For years, estate planners have done what is considered traditional estate planning. They drafted plans primarily concerned with minimizing future estate tax liability and gave minimal attention to income tax consequences.
This was perfectly fine years ago when the estate tax was much more severe than the potential for income tax. This was attributable to relatively high tax rates, low tax exemption that was not indexed for inflation, and comparatively low capital gains rates.
However, Congress has tinkered with the tax system in a huge way. Accordingly, the income tax impact of estate planning is taking on greater significance, especially for Massachusetts residents.
More attention shall now be directed toward the importance of income tax basis considerations in estate planning due to the narrowing between the estate tax rates and the income tax rates. In fact, in most estates worth less than $ 5.34 million, estate taxes are no longer an issue. Now, income taxes loom large, primarily because of the lack of attention on the income basis (Ie cost or adjusted basis) of capital assets. Also state estate taxes have become critically important because of the lower $ 1 million threshold for tax in states like Massachusetts.
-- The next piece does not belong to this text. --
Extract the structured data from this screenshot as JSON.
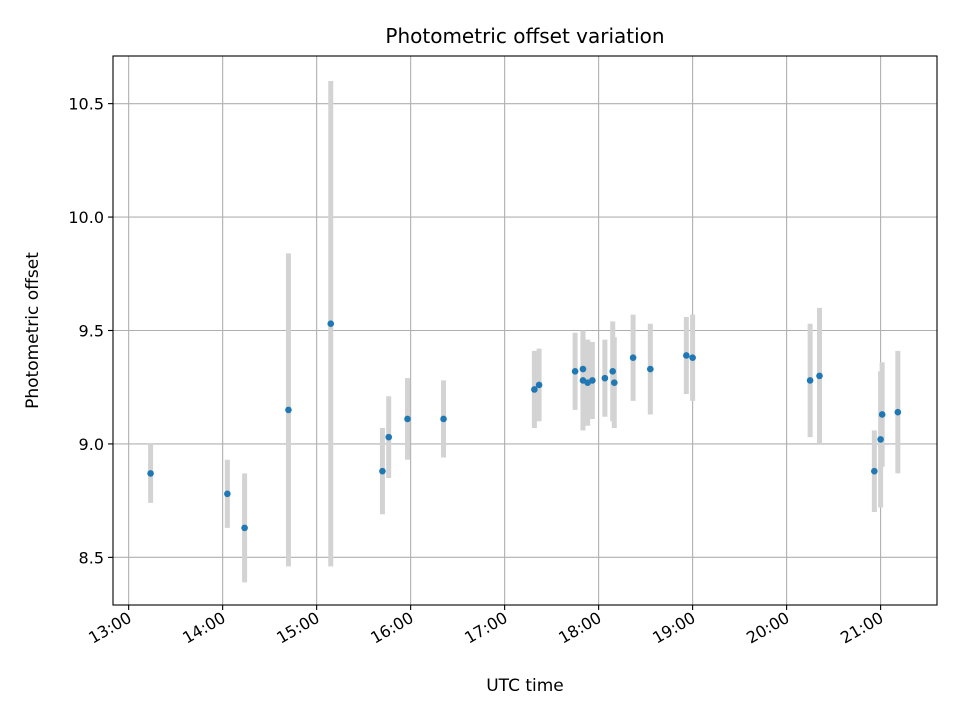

The bad news for most middle-class taxpayers is that for years they've been fed a steady diet of estate tax minimizing wills and trusts. Worse yet, they hang onto outdated documents for many years, thinking they are done with their estate planning and not wanting to be bothered. Sadly, these old documents will no longer serve their intended purpose of tax minimization. A major problem is also created when federal tax minimization plans, unless they are updated, will cause a completely avoidable Massachusetts tax for a married couple. While there may be no federal estate tax savings with these documents, because very few middle-class taxpayers will ever pay estate tax, the documents will increase income taxes for their heirs upon sale of appreciated assets. Moreover in Massachusetts, there may not only be a completely avoidable tax on an additional one million dollars, but it may also trigger a large, completely avoidable Massachusetts estate tax on the first death.
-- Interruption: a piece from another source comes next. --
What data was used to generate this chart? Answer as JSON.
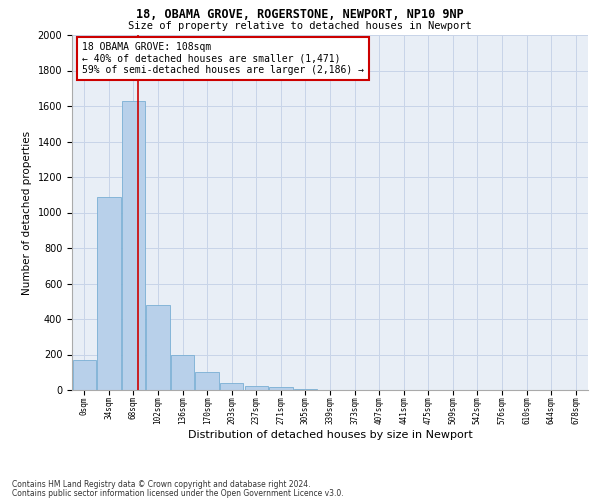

Bottom line: the game starts anew. Let's focus on income tax minimization for most taxpayers and forget about tax minimization. Unless your estate is worth more than $ 5.34 million, your biggest risk is Massachusetts estate tax as well as overpaying income taxes due to inattention to income tax basis planning in your wills and trusts. Don't make that mistake. Review your documents today so that you eliminate these lurking tax problems.